Q. Some Christian friends seem obsessed over the subject of giants and Nephilim. I believe like you that they were the result of fallen angels mating with human women. However, since God’s Word doesn’t dwell on the fact and makes very limited mention of them, why all the fuss? They existed and God destroyed them. My friends say in the last days there will again be “hybrid” humans, meaning half-demon and half-human from the interaction of fallen angels again. I’m just afraid that too much preoccupation with Nephilim, aliens, etc. will lead my friends into an obsession of studying dark things instead of what God’s real message is, the redemption of mankind. Maybe I’m the one who’s wrong and would welcome your thoughts.
A. The idea of latter day nephilim is a popular one upon which several ministries have taken substantial positions. It stems from two places in the bible. The first is the King James translation of Daniel 2:43, which says,
“And whereas thou sawest iron mixed with miry clay, they shall mingle themselves with the seed of men: but they shall not cleave one to another, even as iron is not mixed with clay.”
Some interpret this verse to mean the “they” who mix themselves with the seed of men refers to fallen angels, or what’s known today as extra-terrestrials, who will again produce a hybrid race in the end times.

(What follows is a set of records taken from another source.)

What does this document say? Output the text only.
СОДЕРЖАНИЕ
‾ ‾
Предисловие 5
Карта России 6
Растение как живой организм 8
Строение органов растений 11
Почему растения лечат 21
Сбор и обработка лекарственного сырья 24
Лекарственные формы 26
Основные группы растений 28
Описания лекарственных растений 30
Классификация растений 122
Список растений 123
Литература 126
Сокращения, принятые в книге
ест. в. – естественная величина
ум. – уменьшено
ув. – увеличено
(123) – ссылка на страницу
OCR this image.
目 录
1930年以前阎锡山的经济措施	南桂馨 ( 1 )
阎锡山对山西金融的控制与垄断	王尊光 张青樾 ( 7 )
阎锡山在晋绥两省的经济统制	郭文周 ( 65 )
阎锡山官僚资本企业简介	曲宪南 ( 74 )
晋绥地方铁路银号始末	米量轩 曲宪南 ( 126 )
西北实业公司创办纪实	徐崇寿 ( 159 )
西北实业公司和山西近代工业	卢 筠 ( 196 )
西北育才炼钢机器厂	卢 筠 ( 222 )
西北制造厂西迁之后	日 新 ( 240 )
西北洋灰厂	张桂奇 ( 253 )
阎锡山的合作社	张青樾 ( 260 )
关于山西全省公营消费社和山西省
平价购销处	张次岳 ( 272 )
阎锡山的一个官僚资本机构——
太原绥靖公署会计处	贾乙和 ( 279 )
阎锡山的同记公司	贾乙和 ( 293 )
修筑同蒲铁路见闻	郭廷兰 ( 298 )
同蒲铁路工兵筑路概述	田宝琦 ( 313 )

The second is a misinterpretation of Matt. 24:37, which reads, “As it was in the days of Noah so it will be at the coming of the Son of Man”. Here latter day nephilim advocates assume that since there were nephilim in the days of Noah, Jesus was saying there will also be nephilim at the time of the 2nd Coming. But the context of the passage tells us He was really saying that just as most people were not aware that God was going to destroy the world at the time of the flood, so will most of the people on Earth be unaware that God is bringing about the end of the world as they know it at the time of the 2nd Coming.
In summary this whole idea is based on highly speculative interpretations of two verses. Now, that doesn’t mean it can’t be true, but to me it means we should proceed very cautiously in this area and look for more substantial Biblical evidence, instead of wandering around in non-biblical sources as some are prone to do.